Можно было надеяться, что грешница обретет покой в искуплении грехов, но жизнь оказалась более жестокой и приготовила новую драму.
Что бы она ни говорила, Софи была создана для любви; ей требовался рядом мужчина. Если бы она сама могла выбрать себе мужа, то, возможно, стала бы образцовой супругой. Неуклюжий господин де Монье оставил ее неудовлетворенной. Возможно, что Мирабо не был первым ее увлечением, однако он, как ураган, смел все преграды. Когда он уехал навсегда, Софи, верно, решила, что никто его не заменит, но потом заметила, что благотворительность не заглушает плотского желания, стремления быть любимой.
Как и «Покинутая женщина», позже описанная Бальзаком, Софи в своей деревенской глуши снова полюбила. За ней стал ухаживать сосед почтенного возраста, кавалерийский офицер дю Потера. У него были замок под Жьеном и хорошие манеры. Он был неизлечимо болен и знал, что его дни сочтены. Те годы, что ему оставалось прожить, он пожелал провести подле Софи и, завещав ей свое состояние, обеспечить ей безбедное существование на весь остаток жизни.
Восемь лет прошло с тех пор, как Мирабо последний раз был у нее, Софи уже тридцать семь лет; она решила, что вправе начать жизнь сначала, и дала согласие господину дю Потера.

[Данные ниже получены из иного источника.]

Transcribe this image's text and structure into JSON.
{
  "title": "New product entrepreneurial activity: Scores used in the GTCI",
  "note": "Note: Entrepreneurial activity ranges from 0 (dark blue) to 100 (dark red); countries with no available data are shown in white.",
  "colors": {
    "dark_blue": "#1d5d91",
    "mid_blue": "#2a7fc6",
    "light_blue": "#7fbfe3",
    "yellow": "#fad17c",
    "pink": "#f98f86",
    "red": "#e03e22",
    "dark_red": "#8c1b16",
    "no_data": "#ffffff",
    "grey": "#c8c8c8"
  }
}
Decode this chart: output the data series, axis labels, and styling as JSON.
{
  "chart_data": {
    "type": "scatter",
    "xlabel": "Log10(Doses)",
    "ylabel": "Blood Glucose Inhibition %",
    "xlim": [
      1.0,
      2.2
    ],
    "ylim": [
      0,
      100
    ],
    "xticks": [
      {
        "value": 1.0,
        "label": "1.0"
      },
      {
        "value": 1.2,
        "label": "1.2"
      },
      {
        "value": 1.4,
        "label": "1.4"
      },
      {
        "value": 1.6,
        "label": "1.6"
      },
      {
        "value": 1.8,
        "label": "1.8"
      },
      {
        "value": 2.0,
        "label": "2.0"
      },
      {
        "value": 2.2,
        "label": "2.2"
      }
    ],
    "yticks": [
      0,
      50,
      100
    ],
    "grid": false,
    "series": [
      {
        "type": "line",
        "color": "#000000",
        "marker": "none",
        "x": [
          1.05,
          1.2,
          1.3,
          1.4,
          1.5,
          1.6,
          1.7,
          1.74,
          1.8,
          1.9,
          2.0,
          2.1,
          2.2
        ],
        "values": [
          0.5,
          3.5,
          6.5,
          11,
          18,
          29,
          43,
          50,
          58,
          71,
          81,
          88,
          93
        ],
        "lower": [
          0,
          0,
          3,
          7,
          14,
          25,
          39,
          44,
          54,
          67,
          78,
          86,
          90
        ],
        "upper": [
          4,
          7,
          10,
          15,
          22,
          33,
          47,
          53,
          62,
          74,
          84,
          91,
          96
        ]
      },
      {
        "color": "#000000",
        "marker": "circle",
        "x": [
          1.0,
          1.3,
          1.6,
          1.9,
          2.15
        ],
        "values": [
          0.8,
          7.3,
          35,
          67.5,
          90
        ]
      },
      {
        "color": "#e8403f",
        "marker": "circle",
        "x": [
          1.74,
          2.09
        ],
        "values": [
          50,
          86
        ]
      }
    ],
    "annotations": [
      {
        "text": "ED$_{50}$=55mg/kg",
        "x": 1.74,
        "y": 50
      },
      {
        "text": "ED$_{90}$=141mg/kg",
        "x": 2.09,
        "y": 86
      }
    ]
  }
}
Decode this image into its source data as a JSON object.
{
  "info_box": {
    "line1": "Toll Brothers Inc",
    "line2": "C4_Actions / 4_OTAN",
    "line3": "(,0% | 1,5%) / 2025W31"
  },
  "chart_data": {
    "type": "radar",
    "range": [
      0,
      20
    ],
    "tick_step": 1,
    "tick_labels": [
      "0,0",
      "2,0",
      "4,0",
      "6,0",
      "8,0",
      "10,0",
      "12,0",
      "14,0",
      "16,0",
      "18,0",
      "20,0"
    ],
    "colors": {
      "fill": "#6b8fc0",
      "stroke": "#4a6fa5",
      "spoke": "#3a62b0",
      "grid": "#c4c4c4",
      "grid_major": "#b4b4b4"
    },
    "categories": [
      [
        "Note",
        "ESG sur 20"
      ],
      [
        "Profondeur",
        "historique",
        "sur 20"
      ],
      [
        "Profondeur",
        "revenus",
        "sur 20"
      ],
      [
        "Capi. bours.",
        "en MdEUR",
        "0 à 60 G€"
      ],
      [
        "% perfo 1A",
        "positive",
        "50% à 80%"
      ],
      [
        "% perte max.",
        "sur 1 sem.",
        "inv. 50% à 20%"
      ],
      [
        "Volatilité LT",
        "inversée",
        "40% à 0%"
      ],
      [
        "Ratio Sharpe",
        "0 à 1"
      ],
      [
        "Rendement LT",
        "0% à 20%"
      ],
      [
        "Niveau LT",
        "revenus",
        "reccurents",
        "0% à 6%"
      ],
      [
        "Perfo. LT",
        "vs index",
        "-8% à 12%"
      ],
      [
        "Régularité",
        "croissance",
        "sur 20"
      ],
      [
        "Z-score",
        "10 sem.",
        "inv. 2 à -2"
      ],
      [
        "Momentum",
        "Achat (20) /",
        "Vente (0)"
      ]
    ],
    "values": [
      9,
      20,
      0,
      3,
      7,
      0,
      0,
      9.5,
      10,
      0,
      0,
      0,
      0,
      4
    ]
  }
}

Тот так обрадовался, что тут же скончался от счастья.
После его кончины к доктору Изабо явился гонец с просьбой спешно приехать к маркизе де Мальруа.
Врач нашел Софи привязанной к креслу в туалетной комнате; глаза ее закатились, тело уже остыло; в углу, в двух жаровнях, догорали угли. Чтобы помешать себе в последний момент спасти жизнь, а это можно было сделать, раскрыв окно, Софи сама себя связала. Она всегда мечтала о добровольном уходе из жизни. Приговорила ли она себя к смерти, чтобы не пережить дю Потера? Это тайна, которую она унесла с собой в могилу.
Она наложила на себя руки в первых числах сентября 1789 года. Мирабо был тогда самым знаменитым человеком во Франции, народ видел в нем своего будущего властителя. Такая головокружительная карьера возлюбленного вполне могла подтолкнуть к смерти женщину, которая не могла ее разделить.
У доктора Изабо был шурин, аббат Валле, депутат от духовенства в Национальном собрании. Врач известил его о смерти Софи и попросил сообщить новость Мирабо.
Аббат Валле, придерживавшийся консервативных взглядов, не выносил народного трибуна, однако поручение выполнил.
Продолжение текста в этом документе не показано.